Tutto quanto è ordine, precisione, razionalità mi vede sempre impelagato in una incredibile, inaccettabile inadeguatezza. Per esempio negli anni non mi sono fatto un archivio decente, strumento utilissimo per qualsiasi giornalista. A farmi mancare questo obiettivo ha contribuito un altro mio difettuccio, la pigrizia. Il fatto di avere per tanti anni a La Prealpina un direttore come Mario Lodi – il massimo anche della precisione e dell’efficienza organizzativa – mi aveva indotto a evitare la fatica di un archivio personale. Ecco perché oggi di tracce e di documenti della mia attività di cronista ne ho pochissimi, mi sono invece “sprecato” con qualche foto in più, tutte dedicate a momenti sereni.
È stato il ritrovamento occasionale tra le pagine di un libro, quindi non nel microspazio dedicato all’archivio, di una foto “misteriosa” a indurmi a confessare la mia idiosincrasia per la documentazione in genere. La foto non ha riferimento alcuno a luogo, data e motivo per il quale è stata scattata. Insomma una archiviazione alla Vedani. Quattro i soggetti che appaiono: in primo piano oltre al sottoscritto due personaggi del tempo, due galantuomini della politica e della gestione della cosa pubblica, due socialisti: Sergio Marvelli e Salvatore Caminiti. Il primo fu presidente in Regione, il secondo assessore alla cultura a Palazzo Estense. È il quarto personaggio che mi ha indotto a definire “misteriosa” la foto: in secondo piano, non interessato né all’obbiettivo del fotografo né quindi al colloquio tra il giornalista e i politici, con una espressione se non di noia almeno di indifferenza. È Piero Chiara in un isolamento totale dall’avvenimento in corso.
Il grande scrittore non amava la politica, lo si poteva trovare a volte in centro nella sede del Partito Liberale, la meno frequentata in Italia, a Varese, non tutti i giorni, da due-tre persone, Chiara e Mauro Raffo compresi. Il PLI un rifugio, anche per scrivere.
Le sue apparizioni pubbliche avevano un preciso riferimento nello Zamberletti di corso Matteotti; erano frequenti, in genere i clienti rispettavano la privacy dello scrittore mentre amici e conoscenti avevano cordiale udienza. Proprio non ricordo che ci facesse Piero Chiara nel luogo in cui lo immortalò il fotografo come apparizione e testimonianza, a volte silenziose, in qualche suo film. Una spiegazione logica potrebbe far risalire la sua presenza a una manifestazione culturale tenuto conto che Caminiti fu un vulcano di iniziative e di lavoro a favore della città, ma un evento del genere non avrebbe visto in disparte Piero, anzi egli ne sarebbe stato un richiamo.
Non ne faccio un problema di questa foto, sono comunque contento di averla trovata perché mi ha riportato a tempi in cui senza tema di smentite tutti avevamo certamente problemi, ma si era ben più sereni.
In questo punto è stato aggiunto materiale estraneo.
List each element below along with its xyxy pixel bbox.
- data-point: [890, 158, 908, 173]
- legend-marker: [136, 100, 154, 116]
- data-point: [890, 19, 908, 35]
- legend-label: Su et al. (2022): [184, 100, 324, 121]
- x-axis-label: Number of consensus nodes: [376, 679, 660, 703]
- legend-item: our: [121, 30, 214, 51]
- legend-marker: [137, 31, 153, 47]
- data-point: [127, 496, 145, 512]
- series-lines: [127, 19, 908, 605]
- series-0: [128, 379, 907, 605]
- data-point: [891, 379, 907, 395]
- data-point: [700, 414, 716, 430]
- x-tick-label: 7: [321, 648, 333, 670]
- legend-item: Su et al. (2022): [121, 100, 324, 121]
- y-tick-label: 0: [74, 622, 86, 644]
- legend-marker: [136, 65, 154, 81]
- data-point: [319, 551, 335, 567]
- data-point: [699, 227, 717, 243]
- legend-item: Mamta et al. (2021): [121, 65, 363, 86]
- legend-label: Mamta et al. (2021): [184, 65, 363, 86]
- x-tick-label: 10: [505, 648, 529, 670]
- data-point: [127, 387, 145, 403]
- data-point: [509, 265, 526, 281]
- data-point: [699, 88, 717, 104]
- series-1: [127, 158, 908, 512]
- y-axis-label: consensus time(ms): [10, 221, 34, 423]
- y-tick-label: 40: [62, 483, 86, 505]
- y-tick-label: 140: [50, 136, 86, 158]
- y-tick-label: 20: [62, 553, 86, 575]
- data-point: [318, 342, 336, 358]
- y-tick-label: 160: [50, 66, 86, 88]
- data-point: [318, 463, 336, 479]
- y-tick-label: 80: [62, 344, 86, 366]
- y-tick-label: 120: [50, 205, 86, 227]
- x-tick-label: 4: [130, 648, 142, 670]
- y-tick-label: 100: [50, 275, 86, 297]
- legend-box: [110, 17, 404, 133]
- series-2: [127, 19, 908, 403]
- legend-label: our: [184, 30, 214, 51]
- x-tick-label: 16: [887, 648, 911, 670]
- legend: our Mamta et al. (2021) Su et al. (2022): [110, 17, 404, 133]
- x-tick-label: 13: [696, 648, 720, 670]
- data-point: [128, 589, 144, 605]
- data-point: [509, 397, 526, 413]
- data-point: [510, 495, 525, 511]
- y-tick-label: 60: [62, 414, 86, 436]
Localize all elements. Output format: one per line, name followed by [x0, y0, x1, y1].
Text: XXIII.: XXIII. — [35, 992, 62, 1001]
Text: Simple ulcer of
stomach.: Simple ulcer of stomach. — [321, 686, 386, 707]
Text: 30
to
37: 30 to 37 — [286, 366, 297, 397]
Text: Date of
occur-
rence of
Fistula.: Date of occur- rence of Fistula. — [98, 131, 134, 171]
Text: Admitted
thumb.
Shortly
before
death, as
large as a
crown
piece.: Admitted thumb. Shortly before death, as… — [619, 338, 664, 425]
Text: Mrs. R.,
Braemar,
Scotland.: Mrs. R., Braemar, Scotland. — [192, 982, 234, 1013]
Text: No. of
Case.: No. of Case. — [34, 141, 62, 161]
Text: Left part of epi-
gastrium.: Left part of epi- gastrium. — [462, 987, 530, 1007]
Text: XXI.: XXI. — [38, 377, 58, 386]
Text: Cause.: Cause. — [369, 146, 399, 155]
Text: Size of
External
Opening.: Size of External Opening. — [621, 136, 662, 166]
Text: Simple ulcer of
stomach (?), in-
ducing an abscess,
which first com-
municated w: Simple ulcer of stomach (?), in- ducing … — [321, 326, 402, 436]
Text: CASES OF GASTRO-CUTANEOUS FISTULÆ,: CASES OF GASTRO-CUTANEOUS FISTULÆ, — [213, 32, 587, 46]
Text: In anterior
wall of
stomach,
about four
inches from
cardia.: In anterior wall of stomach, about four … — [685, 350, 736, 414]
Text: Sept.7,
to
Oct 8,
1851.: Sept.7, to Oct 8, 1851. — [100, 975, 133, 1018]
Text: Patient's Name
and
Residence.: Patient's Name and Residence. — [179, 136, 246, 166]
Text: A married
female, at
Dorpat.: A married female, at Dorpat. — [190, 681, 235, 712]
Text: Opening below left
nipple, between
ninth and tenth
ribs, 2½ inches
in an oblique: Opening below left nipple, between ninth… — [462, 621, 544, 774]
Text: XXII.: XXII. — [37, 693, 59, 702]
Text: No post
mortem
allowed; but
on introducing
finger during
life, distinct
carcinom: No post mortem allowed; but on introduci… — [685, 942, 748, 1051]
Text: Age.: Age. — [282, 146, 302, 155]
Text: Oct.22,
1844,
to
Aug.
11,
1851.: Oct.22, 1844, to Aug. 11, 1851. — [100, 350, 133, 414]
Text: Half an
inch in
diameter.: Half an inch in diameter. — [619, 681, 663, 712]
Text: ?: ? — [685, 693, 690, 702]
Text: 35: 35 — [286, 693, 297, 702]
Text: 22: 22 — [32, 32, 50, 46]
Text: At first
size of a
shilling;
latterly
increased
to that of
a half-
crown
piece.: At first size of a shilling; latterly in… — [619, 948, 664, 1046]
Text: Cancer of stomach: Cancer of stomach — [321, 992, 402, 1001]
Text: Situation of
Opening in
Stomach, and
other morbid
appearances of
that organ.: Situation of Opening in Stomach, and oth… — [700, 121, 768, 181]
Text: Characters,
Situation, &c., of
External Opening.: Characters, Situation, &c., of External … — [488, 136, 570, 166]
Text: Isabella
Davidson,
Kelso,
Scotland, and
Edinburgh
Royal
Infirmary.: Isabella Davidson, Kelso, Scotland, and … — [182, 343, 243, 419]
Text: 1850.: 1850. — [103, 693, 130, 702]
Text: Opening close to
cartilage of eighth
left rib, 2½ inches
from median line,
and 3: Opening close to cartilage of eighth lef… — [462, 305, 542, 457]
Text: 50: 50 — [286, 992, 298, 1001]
E la presenza di Chiara, pur con le sue valutazioni al cianuro su Varese, per la città era di stimolo e conforto, al pari dei politici galantuomini.
Ce ne sono ancora oggi, ma li vediamo ingabbiati in un sistema spesso spersonalizzante e demoralizzante, vittime essi pure di una partitocrazia che domina tutto e tutti. E che alla fine combina ben poco se dopo trent’anni vediamo irrisolti problemi che già allora infiammavano la città.
Forse l’atteggiamento lontano, distaccato, di Chiara nella foto è profetico: nessuno meglio degli uomini di cultura sa leggere il futuro. Il piatto allora piangeva, ma c’erano grandi speranze e fermenti. Oggi il piatto piange, Piero non c’è più. Ed è meglio lasciar stare gli archivi altrimenti scappa la voglia di lottare per la nostra Varese.